Monday, 12 October 2009

Net monetary gains and losses


Net monetary gains and losses are calculated and accounted during hyperinflation as required by IAS 29 Financial Reporting in Hyperinflationary Economies and with the measurement of financial capital maintenance in units of constant purchasing power in terms of the IASB´s Framework, Par. 104 (a) during low inflation.

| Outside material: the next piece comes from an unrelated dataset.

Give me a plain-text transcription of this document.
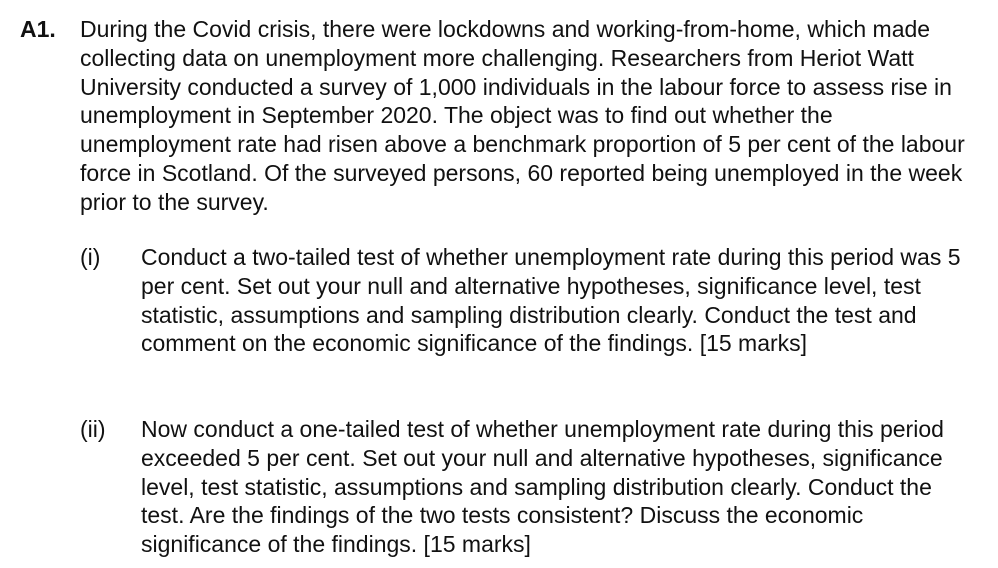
A1.	During the Covid crisis, there were lockdowns and working-from-home, which made collecting data on unemployment more challenging. Researchers from Heriot Watt University conducted a survey of 1,000 individuals in the labour force to assess rise in unemployment in September 2020. The object was to find out whether the unemployment rate had risen above a benchmark proportion of 5 per cent of the labour force in Scotland. Of the surveyed persons, 60 reported being unemployed in the week prior to the survey.
(i)	Conduct a two-tailed test of whether unemployment rate during this period was 5 per cent. Set out your null and alternative hypotheses, significance level, test statistic, assumptions and sampling distribution clearly. Conduct the test and comment on the economic significance of the findings. [15 marks]
(ii)	Now conduct a one-tailed test of whether unemployment rate during this period exceeded 5 per cent. Set out your null and alternative hypotheses, significance level, test statistic, assumptions and sampling distribution clearly. Conduct the test. Are the findings of the two tests consistent? Discuss the economic significance of the findings. [15 marks]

Net monetary gains and losses are not required to be computed under the traditional Historical Cost Accounting model although it has been stated that it can be done.

Computing the gains or losses from holding monetary items can be done and the information disclosed when the books are maintained on a historical-cost basis.

Harvey Kapnick, Chairman of Arthur Anderson & Company, Value based accounting: Evolution or revolution, Saxe Lecture, 1976, Page 6.

This omission to compute the gains and losses from holding monetary items is a consequence of the stable measuring unit assumption.

The Measuring Unit principle: The unit of measure in accounting shall be the base money unit of the most relevant currency. This principle also assumes the unit of measure is stable; that is, changes in its general purchasing power are not considered sufficiently important to require adjustments to the basic financial statements.

Paul H. Walgenbach, Norman E. Dittrich and Ernest I. Hanson, (1973), Financial Accounting, New York: Harcourt Brace Javonovich, Inc. Page 429.